GHRH, idiyopatik hipotalamo-hipofizer cüceliğin tedavisinde kullanılmaktadır. Veriliş şekli pulsatil programlı intravenöz infüzyon ya da cilt altı şeklinde olur
Büyüme Hormonu (GH): Büyüme hormonu (GH) ya da somatotropin, bütün ön hipofiz hücrelerinin % 45’ini oluşturan somatotrop hücrelerde sentezlenir. 
Yağ dokusu lipolizi, insulin etkisinin oluşmasında ve somatomedinler adı verilen karaciğerde sentezlenen faktörlerin aracılık ettiği dolaylı anabolik etkiler gibi çok sayıda metabolik etkilerde önemli rol oynar. GH salgılanması, GHRH (somatokrin) tarafından uyarılır ve somatostatin tarafından inhibe edilir.

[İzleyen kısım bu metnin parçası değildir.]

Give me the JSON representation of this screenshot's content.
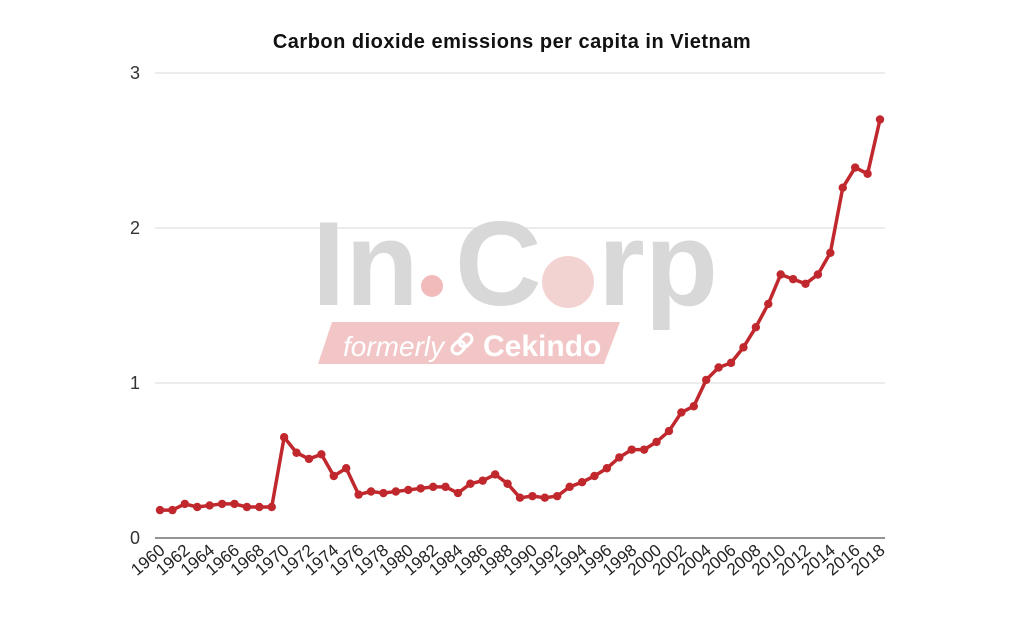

Büyüme hormonunun başlıca fizyolojik etkileri:
 protein anabolizmasını uyarmak (pozitif azot balansı);
 kemik ve diğer organ büyümelerini kolaylaştırmak ve hızlandırmak;
 lipolizi uyarmak;
 karbonhidrat metabolizması üzerine kompleks etki: önce insulinomimetik, sonra hiperglisemik etki.

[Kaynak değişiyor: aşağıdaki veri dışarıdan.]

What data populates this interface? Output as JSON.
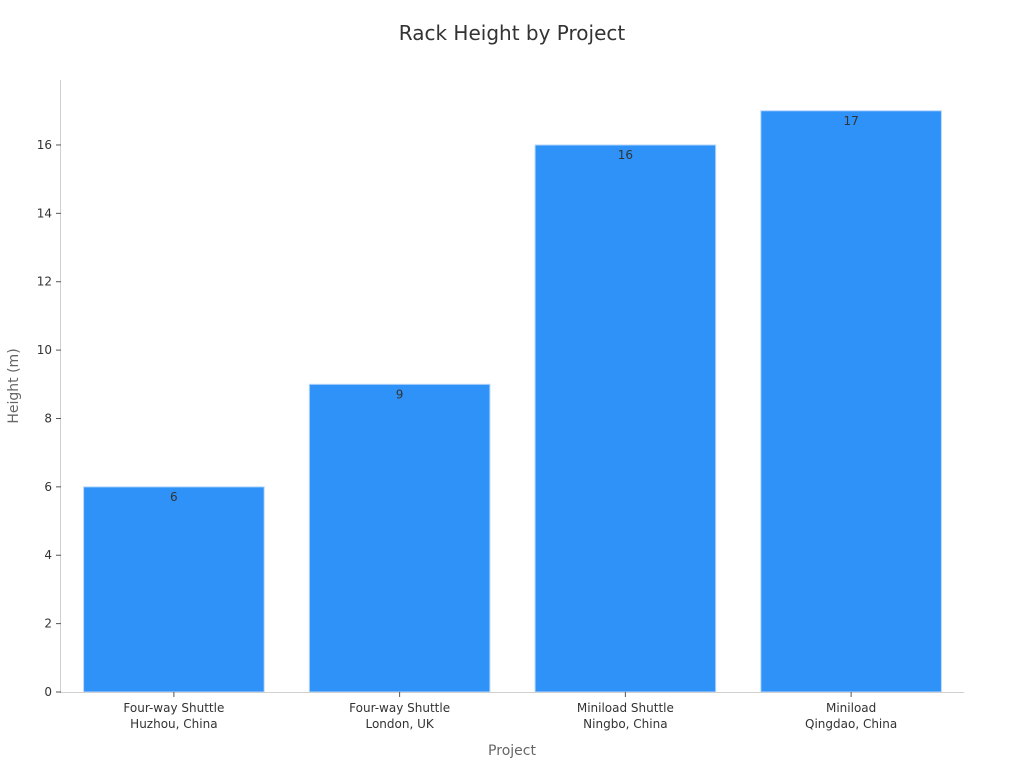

Etkilerinin çoğunu karaciğerde sentezlenen küçük peptidler olan somatomedinler aracılığı ile oluştururlar. Bu peptidlerle proinsulin’in önemli benzerlikleri nedeniyle somatomedinler, insuline-like growth-factors (IGF) diye de adlandırılırlar. İnsanlarda somatomedin-A (IGF2) ve somatomedin-C (IGF1) diye iki tipi gösterilmiştir.

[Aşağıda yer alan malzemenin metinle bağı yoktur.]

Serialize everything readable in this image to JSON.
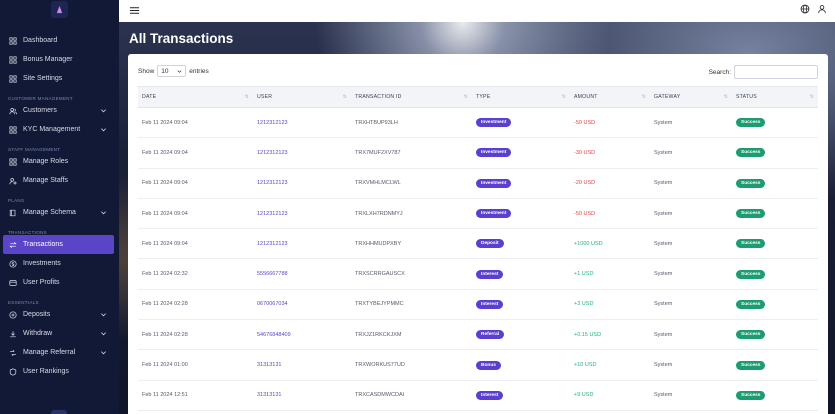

Yetişkinlerde büyüme hormonundaki bir yetmezlik durumu, insuline karşı hipersensibilite oluşmasına yol açmaktadır. Buna karşın çocuklarda, iskelet ve tüm organizmanın büyüme ve gelişmesinde gecikme şeklinde ortaya çıkan hipofizer cüceliğe neden olmaktadır.
Rekombinant DNA teknolojisi kullanılarak yapılmış sentetik insan büyüme hormonu, Somatropin, hormonal yetmezlik sonucu büyüme gecikmesi görülen çocukları tedavi etmede kullanılır. Laron tipi cücelikte etkisizdir; burada hedef hücrelerde büyüme hormonu reseptörleri eksiktir. 
Büyüme hormonu, aktif hipofizer tümörlü hastalarda kontrendikedir. Diabetojen aktivitesi nedeniyle kan şekeri düzeyi sıklıkla ölçülmelidir.